Metro councilman Jerry Maynard withdraws a bill attempting to make a distinction between adult entertainment venues and "beer" cabarets.
Professors at MTSU protest the decision by the Tennessee Board of Regents not to grant honorary degrees to students expelled from Tennessee State University during civil-rights era Freedom Rides.
Nashville is mentioned in a Los Angeles Times article on basketball great Magic Johnson's redevelopment investments in Nashville and other cities across the country.
Despite current overcrowding in all but two Antioch cluster schools a new elementary school in the cluster will probably not be opened until five years from now.
The Tennessee Republican Party will once again be forced to spend time and money getting eugenics advocate James Hart off the Republican ballot in Congressional District 8.

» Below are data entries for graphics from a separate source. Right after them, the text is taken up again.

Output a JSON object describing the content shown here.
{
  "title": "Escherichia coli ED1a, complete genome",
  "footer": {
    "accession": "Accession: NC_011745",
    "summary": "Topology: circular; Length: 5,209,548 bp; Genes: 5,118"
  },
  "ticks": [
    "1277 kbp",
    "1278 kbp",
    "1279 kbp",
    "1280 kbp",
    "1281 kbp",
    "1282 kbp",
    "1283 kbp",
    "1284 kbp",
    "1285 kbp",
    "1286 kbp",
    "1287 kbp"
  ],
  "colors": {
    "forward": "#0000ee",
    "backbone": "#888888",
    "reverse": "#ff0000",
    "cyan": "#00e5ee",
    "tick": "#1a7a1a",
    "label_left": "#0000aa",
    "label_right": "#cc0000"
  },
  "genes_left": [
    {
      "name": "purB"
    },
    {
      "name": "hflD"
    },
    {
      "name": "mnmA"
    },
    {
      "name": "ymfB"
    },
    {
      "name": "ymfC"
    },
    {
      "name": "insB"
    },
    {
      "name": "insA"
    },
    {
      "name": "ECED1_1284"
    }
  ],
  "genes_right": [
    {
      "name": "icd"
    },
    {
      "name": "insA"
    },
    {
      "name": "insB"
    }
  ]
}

A Metro ballistics examiner retires after allegation surface that his reports contained falsified evidence.
A bill lifting automatic jury duty exemptions for the disabled and the elderly advances in the state Senate.
The Village Voice profiles famous Knoxville-based blogger Glenn Reynolds.
A measure sponsored by Knoxville Republican Tim Burchett to raise the required age for exotic dancers was placed in general sub in the Senate Judiciary Committee, likely killing the bill for session.
And finally, aides to Al Gore are up in arms over statements by Sen. Hillary Clinton that point to elitism as the reason for his loss in the 2000 presidential election.